As part of the Lewisville-Clemmons Road improvements project approved last September by the Clemmons Village Council, a major component in the plan is the I-40 interchange and exploring the possibility of connectivity with the Kinnamon Road bridge.

So the Council took action in last Monday night’s meeting to take the next step in the process by approving a resolution for an interlocal agreement with the City of Winston-Salem for a feasibility study on the Lewisville-Clemmons Road Interchange/Kinnamon Bridge.

The $100,000 study includes $80,000 in Surface Transportation Block Grant — Direct Attributable (STBG-DA) funds through the Winston-Salem Urban Area Metropolitan Planning Organization and a required 20 percent local match from Clemmons of $20,000.

The concept of doing a study was originally discussed in January 2018 and then at this spring’s Council retreat, according to Village Manager Scott Buffkin. The WSUAMPO Transportation Advisory Committee reviewed and approved funding for this study in May through inclusion in the work program for transportation planning studies.

Mayor John Wait said at the July 8 meeting that “this is just an agreement where Winston-Salem facilitates the actual money, so that’s what it’s really all about still through the MPO.”

And it will provide more information to consider in the plan to help with traffic flow and safety on the dangerous segment of Lewisville-Clemmons Road south of I-40.

Councilman Chris Wrights called it a “no-brainer. If Winston-Salem is willing to cover 80 percent of the costs for the study, let’s get the ball rolling.”

Buffkin said that at this point, this is just approving to do the study with a minimal investment from the Village to see if the Kinnamon Road bridge could be a feasible part of the new I-40 interchange as a way “to create some ingress/egress access at Kinnamon and as a way to take some of the traffic off of Lewisville-Clemmons Road.”

He added that Kinnamon would unlikely ever be able to serve as a full intersection because it’s only about a half-mile from the Lewisville-Clemmons Road exit off of I-40, which is too close for DOT standards for distance between major interchanges.

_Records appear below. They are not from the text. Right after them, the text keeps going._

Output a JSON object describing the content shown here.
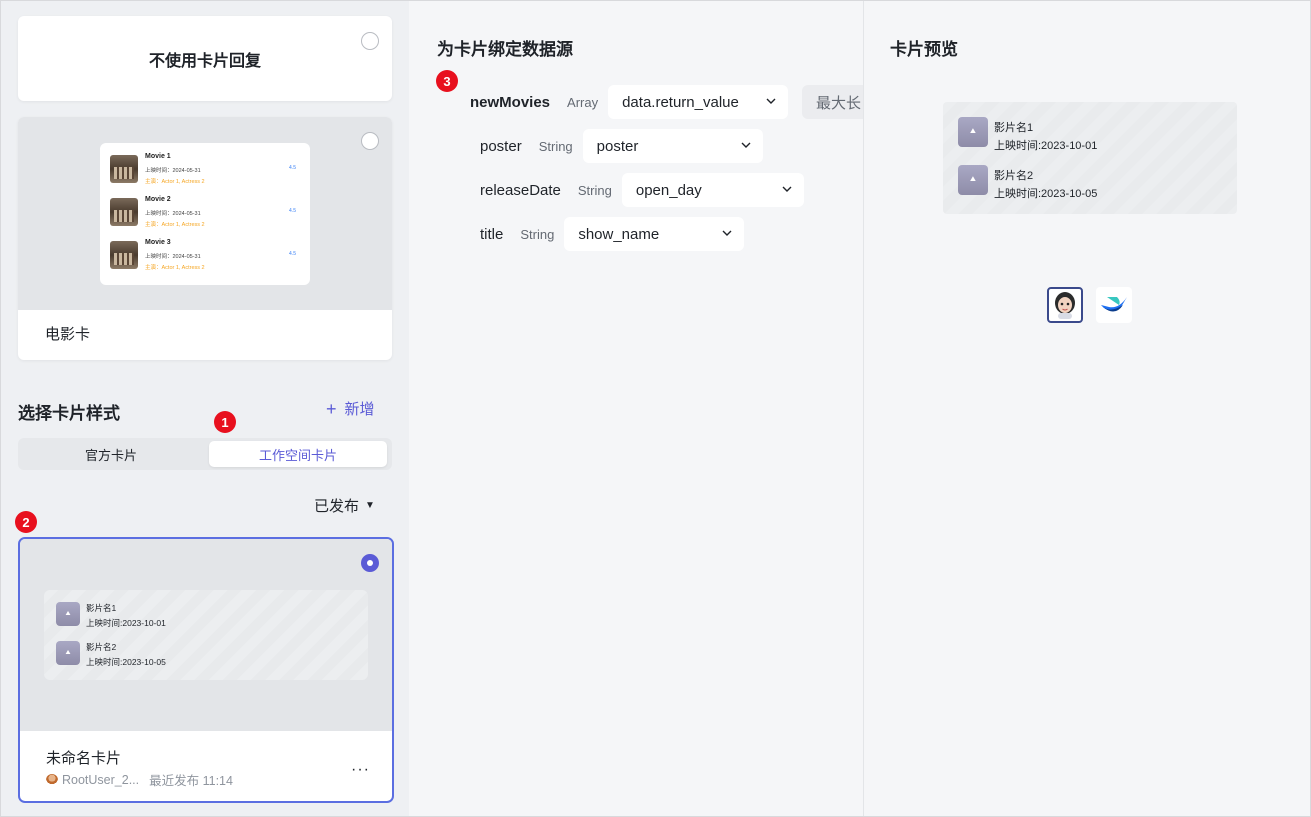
{
  "left": {
    "card_none_label": "不使用卡片回复",
    "movie_card": {
      "name": "电影卡",
      "movies": [
        {
          "title": "Movie 1",
          "date": "上映时间：2024-05-31",
          "actors": "主演：Actor 1, Actress 2",
          "score": "4.5"
        },
        {
          "title": "Movie 2",
          "date": "上映时间：2024-05-31",
          "actors": "主演：Actor 1, Actress 2",
          "score": "4.5"
        },
        {
          "title": "Movie 3",
          "date": "上映时间：2024-05-31",
          "actors": "主演：Actor 1, Actress 2",
          "score": "4.5"
        }
      ]
    },
    "section_title": "选择卡片样式",
    "add_label": "新增",
    "add_icon": "+",
    "tabs": [
      "官方卡片",
      "工作空间卡片"
    ],
    "active_tab": "工作空间卡片",
    "filter_label": "已发布",
    "filter_icon": "▼",
    "selected_card": {
      "name": "未命名卡片",
      "author": "RootUser_2...",
      "published": "最近发布 11:14",
      "more": "···",
      "items": [
        {
          "title": "影片名1",
          "date": "上映时间:2023-10-01"
        },
        {
          "title": "影片名2",
          "date": "上映时间:2023-10-05"
        }
      ]
    }
  },
  "badges": [
    "1",
    "2",
    "3"
  ],
  "middle": {
    "title": "为卡片绑定数据源",
    "root": {
      "name": "newMovies",
      "type": "Array",
      "value": "data.return_value",
      "extra": "最大长"
    },
    "fields": [
      {
        "name": "poster",
        "type": "String",
        "value": "poster"
      },
      {
        "name": "releaseDate",
        "type": "String",
        "value": "open_day"
      },
      {
        "name": "title",
        "type": "String",
        "value": "show_name"
      }
    ]
  },
  "right": {
    "title": "卡片预览",
    "items": [
      {
        "title": "影片名1",
        "date": "上映时间:2023-10-01"
      },
      {
        "title": "影片名2",
        "date": "上映时间:2023-10-05"
      }
    ],
    "platform_icons": [
      "avatar-icon",
      "bird-logo-icon"
    ]
  },
  "colors": {
    "accent": "#5b5bd6",
    "badge": "#e8101e",
    "selected_border": "#5b6ee1"
  }
}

“But at least if we can generate some type of access there to take some of the pressure off of Lewisville-Clemmons Road, that’s what the study will tell us if it’s possible,” Buffkin said.

“It’s more likely on the eastbound side running along the Ramada Drive corridor, which is sort of like a service lane anyway. It’s not going to do anything at all for folks coming out of Winston-Salem, but it may allow you to get on I-40 there going towards Winston. But all that’s still up in the air.”

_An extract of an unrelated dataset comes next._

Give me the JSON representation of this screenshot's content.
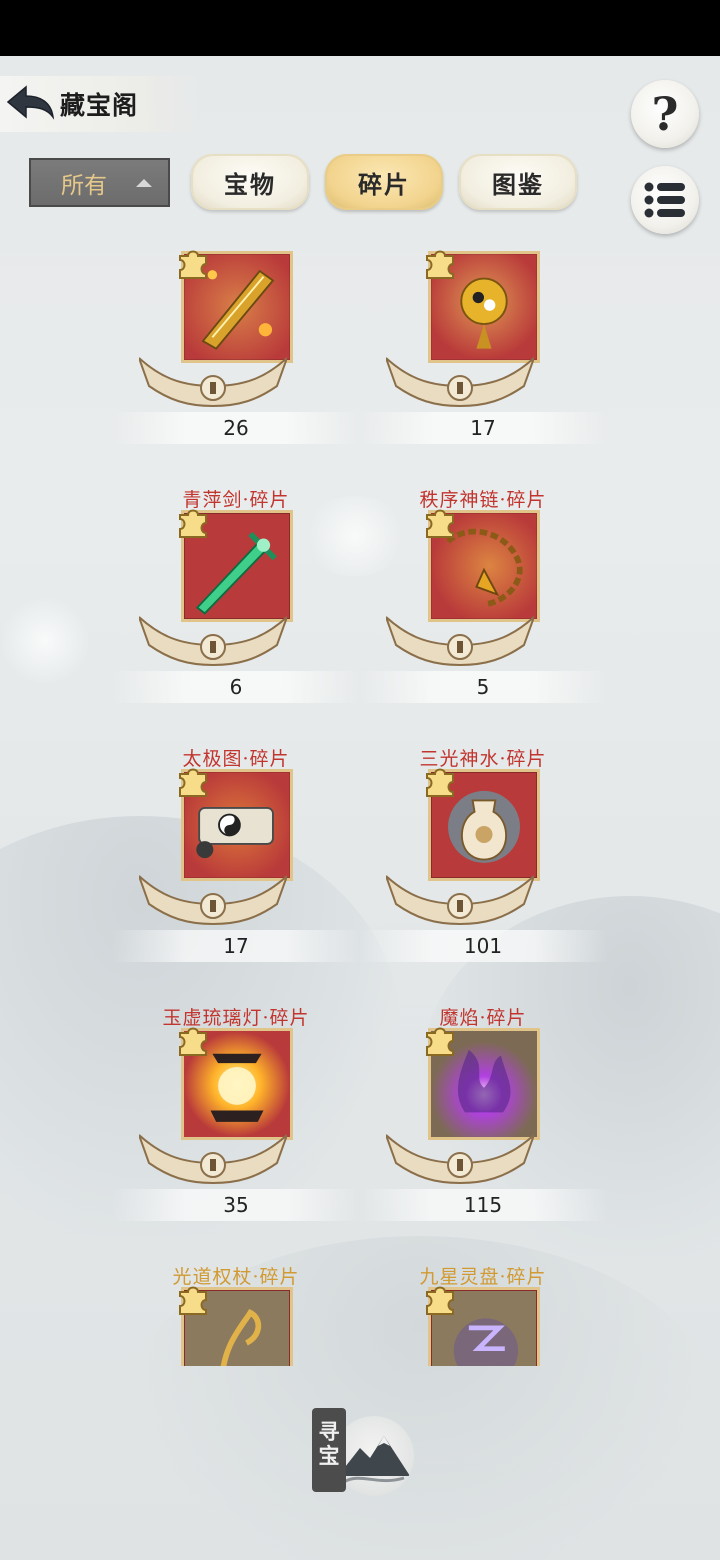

Could the Kinnamon component, if it’s feasible in some way, actually be part of the project that was approved for the interchange at I-40 and a busy stretch of highway where the NCDOT ultimately recommended putting down a median from the interstate to Stadium Drive.

“Potentially, I would like to think so,” Buffkin said, ”but ultimately that would be up to the DOT to make the final call on it. Talking it through, if it seems if that’s going to happen, that would be the opportune time to make it happen.

“If they do the calculations and if it takes ‘x’ amount of cars off of the Lewisville-Clemmons interchange, maybe it will affect how big that bridge over I-40 would have to be, thereby reducing that cost. I don’t know without seeing it all. It’s all conjecture at this point.”

Buffkin said that he and former planner Megan Ledbetter along with Wrights and P.J. Lofland, the two delegates from the council who were appointed last year to work with NCDOT going forward, met with Division 9 engineer Pat Ivey and other officials in April to discuss the project.

“We talked through some of the Village’s concerns trying to lessen any negative impacts as much as possible, especially preserving access routes for businesses south of the interstate,” Buffkin said. “They promised to get back with us later this year and show us what they’ve come up with so we can start running it up the flag pole locally.”

Ivey said earlier this year that NCDOT still has much work ahead to reach the ultimate plan. “We haven’t even started looking at the interchange yet, and that will be a big, big part of this project,” he said, adding that right-of-way acquisition is scheduled to begin in 2023, followed by construction in 2025.